Monday, February 25, 2008

Pearson Isn't Making Web Education Trade Better Than Newspapers

Pearson Plc Chief Executive Officer Marjorie Scardino is selling newspaper assets and moving from textbooks into online courses. The efforts aren't bringing the 164-year-old publisher the valuation of Washington Post Co., whose shares cost 50 percent more.
The discount for the owner of the Financial Times is reflected in the current consensus among analysts. While 9 recommend buying the stock, 17 don't. The Washington-based publisher, whose biggest unit is Kaplan test preparation, trades at a price-earnings ratio of 21 times estimated 2008 profit, compared with 14 for Pearson and 13 for the Bloomberg Europe Media Index.

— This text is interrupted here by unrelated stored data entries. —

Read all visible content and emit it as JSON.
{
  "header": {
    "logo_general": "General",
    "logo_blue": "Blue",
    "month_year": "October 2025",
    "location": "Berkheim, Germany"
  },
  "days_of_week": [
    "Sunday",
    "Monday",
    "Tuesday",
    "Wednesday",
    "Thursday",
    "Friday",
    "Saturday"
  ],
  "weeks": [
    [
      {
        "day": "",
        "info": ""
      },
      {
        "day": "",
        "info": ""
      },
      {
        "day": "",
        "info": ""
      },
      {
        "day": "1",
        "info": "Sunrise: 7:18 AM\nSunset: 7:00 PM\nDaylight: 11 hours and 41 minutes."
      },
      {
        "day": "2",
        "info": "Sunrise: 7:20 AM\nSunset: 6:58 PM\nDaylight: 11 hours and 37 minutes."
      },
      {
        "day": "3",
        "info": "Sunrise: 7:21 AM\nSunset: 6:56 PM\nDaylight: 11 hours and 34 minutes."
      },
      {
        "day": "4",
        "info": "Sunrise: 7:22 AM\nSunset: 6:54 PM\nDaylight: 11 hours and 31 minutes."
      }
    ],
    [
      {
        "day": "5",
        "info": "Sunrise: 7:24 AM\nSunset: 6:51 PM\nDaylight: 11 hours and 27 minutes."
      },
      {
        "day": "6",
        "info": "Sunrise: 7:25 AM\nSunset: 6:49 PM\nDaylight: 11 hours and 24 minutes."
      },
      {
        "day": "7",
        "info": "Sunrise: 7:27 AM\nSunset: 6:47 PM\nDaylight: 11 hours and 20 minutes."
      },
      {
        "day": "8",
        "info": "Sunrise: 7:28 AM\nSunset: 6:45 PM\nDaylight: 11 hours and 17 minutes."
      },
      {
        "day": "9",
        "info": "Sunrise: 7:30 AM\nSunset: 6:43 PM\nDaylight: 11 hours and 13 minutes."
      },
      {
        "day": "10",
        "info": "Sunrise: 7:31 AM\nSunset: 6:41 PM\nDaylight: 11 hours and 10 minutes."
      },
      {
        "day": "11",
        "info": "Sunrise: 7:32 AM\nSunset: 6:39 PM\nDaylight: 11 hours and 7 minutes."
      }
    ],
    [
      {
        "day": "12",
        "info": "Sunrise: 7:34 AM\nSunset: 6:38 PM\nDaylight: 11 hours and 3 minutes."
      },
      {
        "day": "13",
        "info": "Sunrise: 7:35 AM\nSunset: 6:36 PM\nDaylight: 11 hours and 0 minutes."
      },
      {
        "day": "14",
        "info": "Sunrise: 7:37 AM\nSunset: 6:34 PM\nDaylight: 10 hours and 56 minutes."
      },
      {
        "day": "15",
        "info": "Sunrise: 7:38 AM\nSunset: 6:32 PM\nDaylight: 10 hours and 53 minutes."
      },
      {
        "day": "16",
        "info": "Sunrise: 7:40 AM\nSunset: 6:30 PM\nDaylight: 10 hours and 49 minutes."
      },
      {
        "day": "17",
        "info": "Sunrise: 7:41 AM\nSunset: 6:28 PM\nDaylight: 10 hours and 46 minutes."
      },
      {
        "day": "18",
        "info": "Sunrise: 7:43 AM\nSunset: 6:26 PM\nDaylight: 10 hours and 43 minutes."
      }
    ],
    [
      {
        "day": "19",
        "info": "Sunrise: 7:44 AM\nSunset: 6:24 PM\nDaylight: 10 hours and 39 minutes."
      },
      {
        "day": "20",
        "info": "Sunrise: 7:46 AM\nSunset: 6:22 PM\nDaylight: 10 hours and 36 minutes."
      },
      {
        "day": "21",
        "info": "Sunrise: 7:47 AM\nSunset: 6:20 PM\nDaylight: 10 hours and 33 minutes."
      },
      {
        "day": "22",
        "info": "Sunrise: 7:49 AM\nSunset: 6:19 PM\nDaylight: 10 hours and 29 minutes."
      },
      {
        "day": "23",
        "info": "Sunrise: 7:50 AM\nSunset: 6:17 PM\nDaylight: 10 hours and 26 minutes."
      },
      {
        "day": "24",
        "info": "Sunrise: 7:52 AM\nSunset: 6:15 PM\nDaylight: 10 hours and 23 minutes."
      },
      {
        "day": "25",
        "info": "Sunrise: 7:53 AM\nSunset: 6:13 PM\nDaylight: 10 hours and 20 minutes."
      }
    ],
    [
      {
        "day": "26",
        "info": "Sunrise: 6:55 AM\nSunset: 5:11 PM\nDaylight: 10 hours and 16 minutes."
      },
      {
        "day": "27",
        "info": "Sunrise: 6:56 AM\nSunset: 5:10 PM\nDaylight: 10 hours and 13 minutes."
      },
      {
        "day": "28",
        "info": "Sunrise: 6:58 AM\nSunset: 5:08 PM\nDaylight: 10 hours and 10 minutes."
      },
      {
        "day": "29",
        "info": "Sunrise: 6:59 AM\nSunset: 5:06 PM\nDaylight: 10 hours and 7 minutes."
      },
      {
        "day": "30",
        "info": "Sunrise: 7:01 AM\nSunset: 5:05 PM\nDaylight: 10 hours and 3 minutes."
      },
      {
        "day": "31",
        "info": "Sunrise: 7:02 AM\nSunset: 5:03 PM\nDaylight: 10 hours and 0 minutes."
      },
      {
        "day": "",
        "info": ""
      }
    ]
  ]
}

From May 14, when the 61-year-old Scardino paid $538 million for the online course offerings of, to Dec. 24, when she completed the sale of French newspaper Les Echos to LVMH Moet Hennessey Louis Vuitton SA, Pearson shares fell 18 percent. They have declined 10 percent more since then as the U.S. and U.K. economies have weakened, closing in London trading Feb. 22 at 669 pence ($13.16).
``It's true that education is more resilient than other media operations in an economic downturn, but even that business is not immune,'' Anthony De Larrinaga, a London-based analyst at Societe Generale who rates the stock ``hold,'' said in a telephone interview.
Scardino is using technology to beef up sales to schools and students as her biggest markets in the U.S. and the U.K. slow.
Margins Widen
Online courses and testing are 35 percent of revenue in education, the world's biggest textbook publisher's largest unit. Operating margins are estimated to have risen 3 points to 15 percent of sales in 2007, even as the shares dropped, contracting the price-earnings multiple. London-based Pearson's shares may gain 16 percent to 775 pence in 12 months, according to analysts' average estimate.
Moving products online improved profitability by cutting printing and shipping costs while increasing revenue from institutions trying to save money and better monitor students. Education profit margins rose to 14.1 percent in 2006 from 11.9 percent in 2004, Finance Chief Robin Freestone said in November.
U.S. college students using Pearson's online learning programs jumped 44 percent to 1.3 million this school year. Scardino said in October that 2007 sales of nurse-certification tests, graduate-school admissions and other career education services would gain as much as 10 percent.
The company, reporting results March 3, had record profit for 2007 on demand from nurses and improvements at the Financial Times and Penguin book publishing, Pearson said on Jan. 22.
$8.8 Billion
Scardino spent more than $8.8 billion buying education assets since 1997, including Simon & Schuster textbooks and Harcourt Education's international business. She sold Madame Tussaud's wax museum and a stake in television broadcaster British Sky Broadcasting Group Plc, and last month agreed to sell Pearson's 50 percent stake in the German-language version of the Financial Times.
The CEO's efforts have won praise from some investors.
``Pearson has made an impressive transformation in the last couple of years,'' said Tom Shrager, partner at New York-based Tweedy Browne Co., which manages $8.8 billion and bought 56,000 Pearson shares last year. ``We predict the market will increasingly give Pearson credit for it.''
Washington Post's Kaplan, which offers testing and operates schools, has almost doubled revenue in the past three years, insulating the company from declining advertising sales at the flagship newspaper and Newsweek magazine. The company bought 8.1 percent of Corinthian Colleges Inc. for $59.7 million, according to a regulatory filing on Feb. 15.
`Paid Off'
The expansion into education ``has definitely paid off'' for Washington Post shareholders, said James Peters, a New York-based analyst for Standard & Poor's. ``Investors acknowledge the growth potential of the education business and the shares trade at a significant premium'' to media stocks.
Pearson also holds that potential for Tweedy Browne, Shrager said. Existing shareholder Legal & General Group recently added 1.1 million shares, while Newton Investment Management bought 3.1 million, according to regulatory filings.
``Education is not as cyclical as the advertising-driven business models of magazines, newspapers and television stations,'' Shrager said.
Still, some analysts say that optimism is overblown.
Dresdner Kleinwort's Usman Ghazi, who has a ``reduce'' rating on Pearson, said the collapse of the residential real estate market in the U.S. may hurt funding for school textbooks, which local governments pay for using property taxes.
Scardino will also have to deal with News Corp.'s Rupert Murdoch, 76, who bought Dow Jones & Co. last year and plans to expand the Wall Street Journal outside the U.S., taking aim at the Financial Times.
Competition will increase, said Stephen Pope, chief global market strategist at Cantor Fitzgerald Europe. ``That shouldn't be a major concern for investors as Pearson's education unit has a much bigger impact on earnings and sales.''
Bloomberg LP, the owner of Bloomberg News, competes with Pearson in providing information to the financial industry.